The problem is from this paper (click for pdf) by Mark van Hoeij.
Let $f \in \mathbb{Z}[X]$ be monic and squarefree.
Let $B$ be a Landau-Mignotte bound for $f$, i.e. for any rational factor $\phi$ of $f$, $||\phi||_\infty < B$, and let $a$ be an integer such that $p^a > 2 B$.
Furthermore, let $f = \prod_{i\in I} f_i$ with $f_i \in \mathbb{Z}_p[X]$ monic and irreducible for all $i$, where $\mathbb{Z}_p[X]$ denotes the $p$-adic integers.
Let $C^a(g)$ denote the polynomial obtained from $g$ by, for each coefficient, picking the representative in $\mathbb{Z}_p/(p^a\mathbb{Z}_p) \cong \mathbb{Z}/(p^a\mathbb{Z})$ with the smallest (Euclidean) absolute value - i.e. the representative in the interval $\left(-p^a/2,\,p^a/2\right]$.
Then, if $S\subset I$ and $g = \prod_{i\in S}f_i$, the following conditions are equivalent:
1) $g \in \mathbb{Z}[X]$
2) $g = C^a(g)$
3) $C^a(g)$ divides $f$ in $\mathbb{Z}[X]$.

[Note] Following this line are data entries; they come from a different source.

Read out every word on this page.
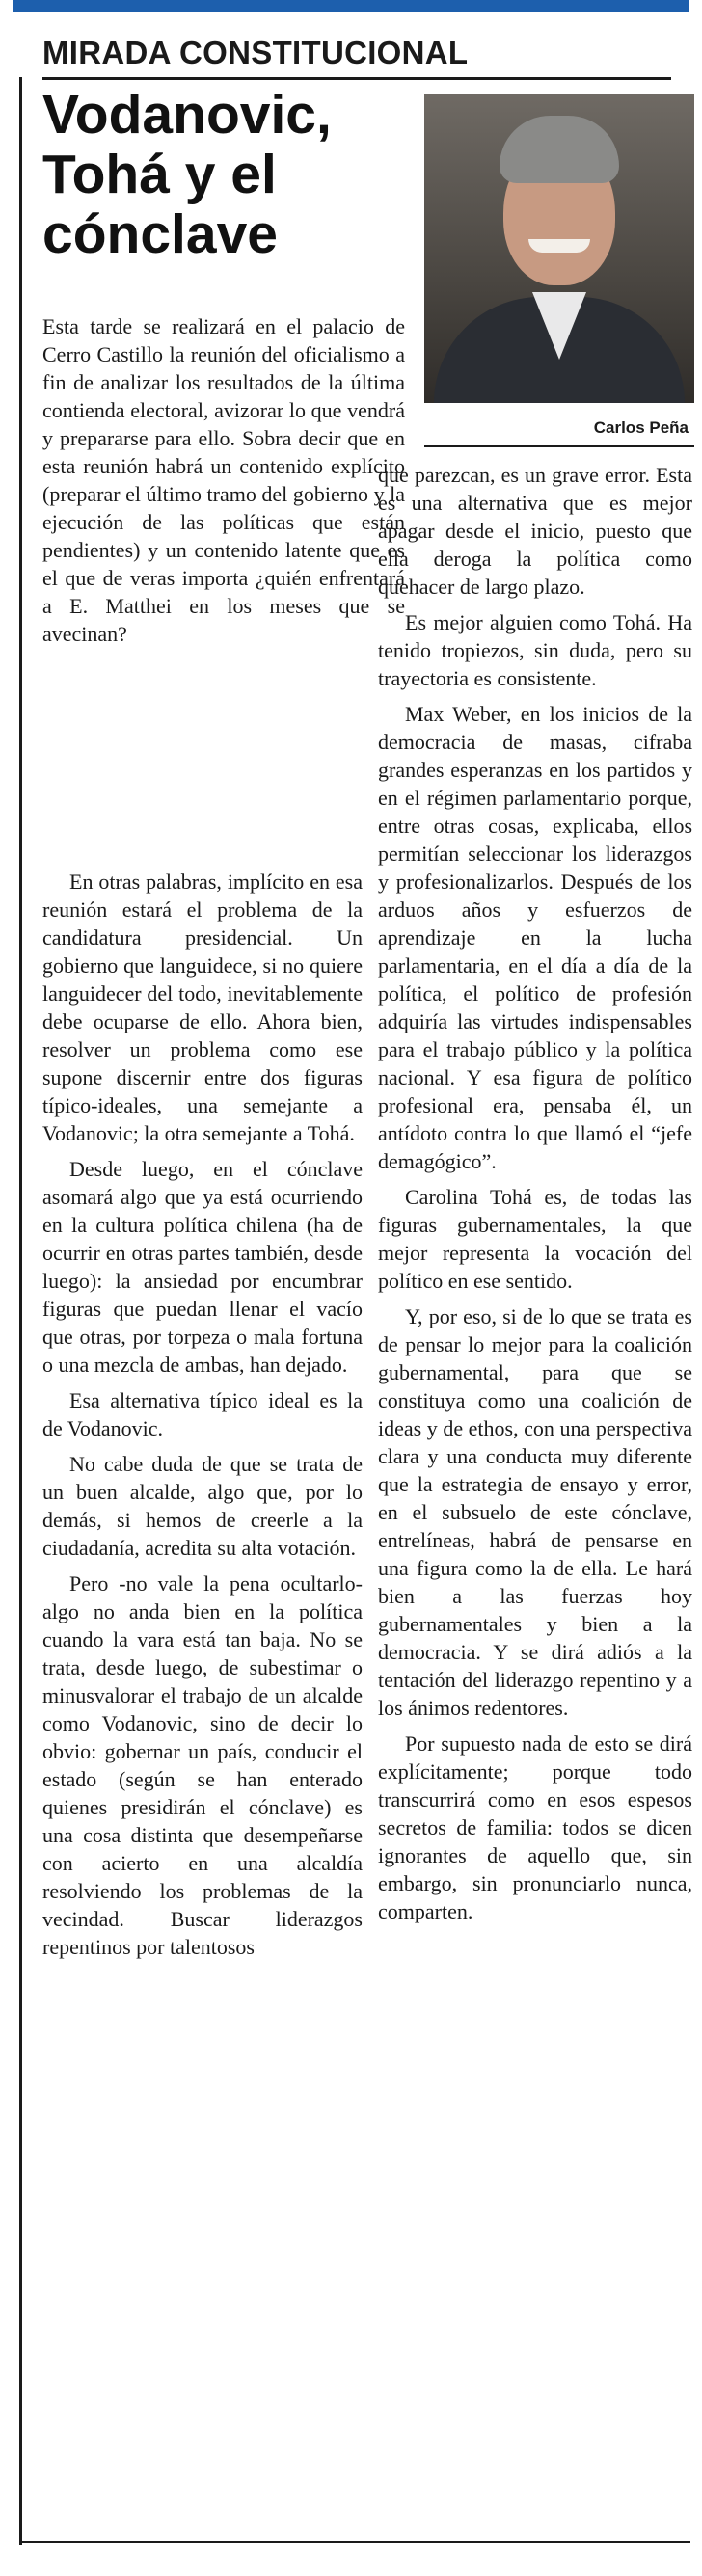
MIRADA CONSTITUCIONAL
Vodanovic,
Tohá y el
cónclave

Carlos Peña

Esta tarde se realizará en el palacio de Cerro Castillo la reunión del oficialismo a fin de analizar los resultados de la última contienda electoral, avizorar lo que vendrá y prepararse para ello. Sobra decir que en esta reunión habrá un contenido explícito (preparar el último tramo del gobierno y la ejecución de las políticas que están pendientes) y un contenido latente que es el que de veras importa ¿quién enfrentará a E. Matthei en los meses que se avecinan?

En otras palabras, implícito en esa reunión estará el problema de la candidatura presidencial. Un gobierno que languidece, si no quiere languidecer del todo, inevitablemente debe ocuparse de ello. Ahora bien, resolver un problema como ese supone discernir entre dos figuras típico-ideales, una semejante a Vodanovic; la otra semejante a Tohá.

Desde luego, en el cónclave asomará algo que ya está ocurriendo en la cultura política chilena (ha de ocurrir en otras partes también, desde luego): la ansiedad por encumbrar figuras que puedan llenar el vacío que otras, por torpeza o mala fortuna o una mezcla de ambas, han dejado.

Esa alternativa típico ideal es la de Vodanovic.

No cabe duda de que se trata de un buen alcalde, algo que, por lo demás, si hemos de creerle a la ciudadanía, acredita su alta votación.

Pero -no vale la pena ocultarlo- algo no anda bien en la política cuando la vara está tan baja. No se trata, desde luego, de subestimar o minusvalorar el trabajo de un alcalde como Vodanovic, sino de decir lo obvio: gobernar un país, conducir el estado (según se han enterado quienes presidirán el cónclave) es una cosa distinta que desempeñarse con acierto en una alcaldía resolviendo los problemas de la vecindad. Buscar liderazgos repentinos por talentosos

que parezcan, es un grave error. Esta es una alternativa que es mejor apagar desde el inicio, puesto que ella deroga la política como quehacer de largo plazo.

Es mejor alguien como Tohá. Ha tenido tropiezos, sin duda, pero su trayectoria es consistente.

Max Weber, en los inicios de la democracia de masas, cifraba grandes esperanzas en los partidos y en el régimen parlamentario porque, entre otras cosas, explicaba, ellos permitían seleccionar los liderazgos y profesionalizarlos. Después de los arduos años y esfuerzos de aprendizaje en la lucha parlamentaria, en el día a día de la política, el político de profesión adquiría las virtudes indispensables para el trabajo público y la política nacional. Y esa figura de político profesional era, pensaba él, un antídoto contra lo que llamó el “jefe demagógico”.

Carolina Tohá es, de todas las figuras gubernamentales, la que mejor representa la vocación del político en ese sentido.

Y, por eso, si de lo que se trata es de pensar lo mejor para la coalición gubernamental, para que se constituya como una coalición de ideas y de ethos, con una perspectiva clara y una conducta muy diferente que la estrategia de ensayo y error, en el subsuelo de este cónclave, entrelíneas, habrá de pensarse en una figura como la de ella. Le hará bien a las fuerzas hoy gubernamentales y bien a la democracia. Y se dirá adiós a la tentación del liderazgo repentino y a los ánimos redentores.

Por supuesto nada de esto se dirá explícitamente; porque todo transcurrirá como en esos espesos secretos de familia: todos se dicen ignorantes de aquello que, sin embargo, sin pronunciarlo nunca, comparten.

How do I show either of the implications
3) $\implies$ 1)
or
3) $\implies$ 2) ?
The other implications I already have, but I need one of the above to complete the missing link.
I tried writing $g = C^a(g) + p^a w$ for some $p$-adic polynomial $w$ (which due to all factors being monic has degree $< \deg(C^a(g)$, writing $g$ like that is based on series representations of $p$-adic integers) and then writing, for some $b\in \mathbb{Z}[X]$ and a $p$-adic polynomial $q$, $$ b C^a(g) = f = g q = q C^a(g) + p^a q w $$
My aim was to show $w=0$.
Some approaches where based on the fact that $C^a(g)$ is monic, so one can try to view both sides of the equation as the result of polynomial long division, but I'm not sure this is of help, because for that, the degree of $qw$ has to be strictly smaller than that of $C^a(g)$...

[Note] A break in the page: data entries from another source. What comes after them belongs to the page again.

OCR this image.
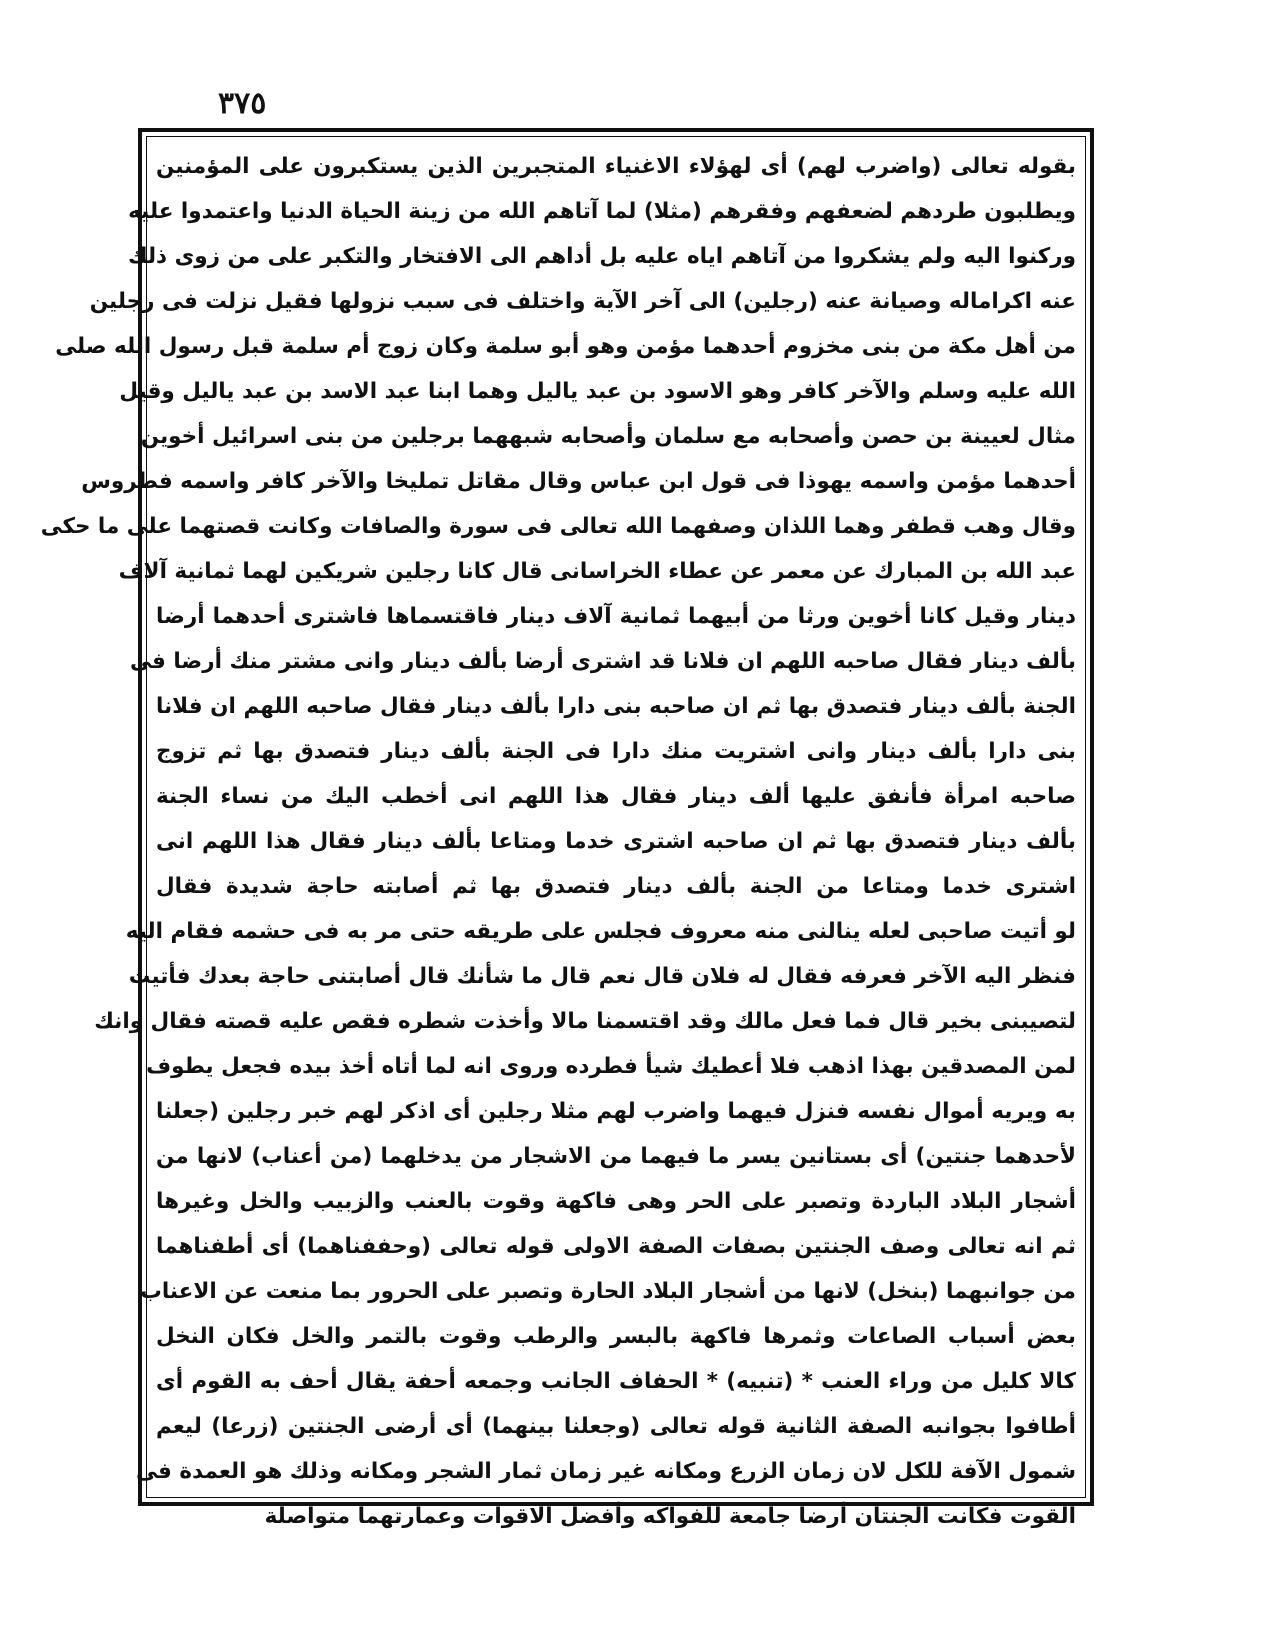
٣٧٥
بقوله تعالى (واضرب لهم) أى لهؤلاء الاغنياء المتجبرين الذين يستكبرون على المؤمنين
ويطلبون طردهم لضعفهم وفقرهم (مثلا) لما آتاهم الله من زينة الحياة الدنيا واعتمدوا عليه
وركنوا اليه ولم يشكروا من آتاهم اياه عليه بل أداهم الى الافتخار والتكبر على من زوى ذلك
عنه اكراماله وصيانة عنه (رجلين) الى آخر الآية واختلف فى سبب نزولها فقيل نزلت فى رجلين
من أهل مكة من بنى مخزوم أحدهما مؤمن وهو أبو سلمة وكان زوج أم سلمة قبل رسول الله صلى
الله عليه وسلم والآخر كافر وهو الاسود بن عبد ياليل وهما ابنا عبد الاسد بن عبد ياليل وقيل
مثال لعيينة بن حصن وأصحابه مع سلمان وأصحابه شبههما برجلين من بنى اسرائيل أخوين
أحدهما مؤمن واسمه يهوذا فى قول ابن عباس وقال مقاتل تمليخا والآخر كافر واسمه فطروس
وقال وهب قطفر وهما اللذان وصفهما الله تعالى فى سورة والصافات وكانت قصتهما على ما حكى
عبد الله بن المبارك عن معمر عن عطاء الخراسانى قال كانا رجلين شريكين لهما ثمانية آلاف
دينار وقيل كانا أخوين ورثا من أبيهما ثمانية آلاف دينار فاقتسماها فاشترى أحدهما أرضا
بألف دينار فقال صاحبه اللهم ان فلانا قد اشترى أرضا بألف دينار وانى مشتر منك أرضا فى
الجنة بألف دينار فتصدق بها ثم ان صاحبه بنى دارا بألف دينار فقال صاحبه اللهم ان فلانا
بنى دارا بألف دينار وانى اشتريت منك دارا فى الجنة بألف دينار فتصدق بها ثم تزوج
صاحبه امرأة فأنفق عليها ألف دينار فقال هذا اللهم انى أخطب اليك من نساء الجنة
بألف دينار فتصدق بها ثم ان صاحبه اشترى خدما ومتاعا بألف دينار فقال هذا اللهم انى
اشترى خدما ومتاعا من الجنة بألف دينار فتصدق بها ثم أصابته حاجة شديدة فقال
لو أتيت صاحبى لعله ينالنى منه معروف فجلس على طريقه حتى مر به فى حشمه فقام اليه
فنظر اليه الآخر فعرفه فقال له فلان قال نعم قال ما شأنك قال أصابتنى حاجة بعدك فأتيت
لتصيبنى بخير قال فما فعل مالك وقد اقتسمنا مالا وأخذت شطره فقص عليه قصته فقال وانك
لمن المصدقين بهذا اذهب فلا أعطيك شيأ فطرده وروى انه لما أتاه أخذ بيده فجعل يطوف
به ويريه أموال نفسه فنزل فيهما واضرب لهم مثلا رجلين أى اذكر لهم خبر رجلين (جعلنا
لأحدهما جنتين) أى بستانين يسر ما فيهما من الاشجار من يدخلهما (من أعناب) لانها من
أشجار البلاد الباردة وتصبر على الحر وهى فاكهة وقوت بالعنب والزبيب والخل وغيرها
ثم انه تعالى وصف الجنتين بصفات الصفة الاولى قوله تعالى (وحففناهما) أى أطفناهما
من جوانبهما (بنخل) لانها من أشجار البلاد الحارة وتصبر على الحرور بما منعت عن الاعناب
بعض أسباب الصاعات وثمرها فاكهة بالبسر والرطب وقوت بالتمر والخل فكان النخل
كالا كليل من وراء العنب * (تنبيه) * الحفاف الجانب وجمعه أحفة يقال أحف به القوم أى
أطافوا بجوانبه الصفة الثانية قوله تعالى (وجعلنا بينهما) أى أرضى الجنتين (زرعا) ليعم
شمول الآفة للكل لان زمان الزرع ومكانه غير زمان ثمار الشجر ومكانه وذلك هو العمدة فى
القوت فكانت الجنتان أرضا جامعة للفواكه وأفضل الاقوات وعمارتهما متواصلة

Writing out all polynomials involved with $p$-adic number series representations also didn't get me very far.
Maybe this is simpler than I thought? What am I missing?
For $u\in \Bbb{Z}_p[X]$ monic you take a polynomial $C_a(u)\in\Bbb{Z}[X]$ with the smallest coefficients such that $C_a(u)\equiv u \bmod p^a$.
Your bound $A_f$ is such that $u | f$ in $\Bbb{Z}[X]$ implies $u=C_a(u)$ for $a\ge A_f$
You factor $f$ in $f=\prod_i f_i = gh\in \Bbb{Z}_p[X]$
Assume $a\ge A_f$ is large enough so that the $f_i$ are all distinct $\bmod p^a$
Start from $g\in \Bbb{Z}[X]$ iff $g=C_a(g)$ iff $f=gh\in \Bbb{Z}[X]$
Then $C_a(g) | f\in \Bbb{Z}[X]$ implies $f=C_a(g)w\bmod p^a$ and this factorization lifts uniquely to $\Bbb{Z}_p$, thus $C_a(g)= g$ and you get your result.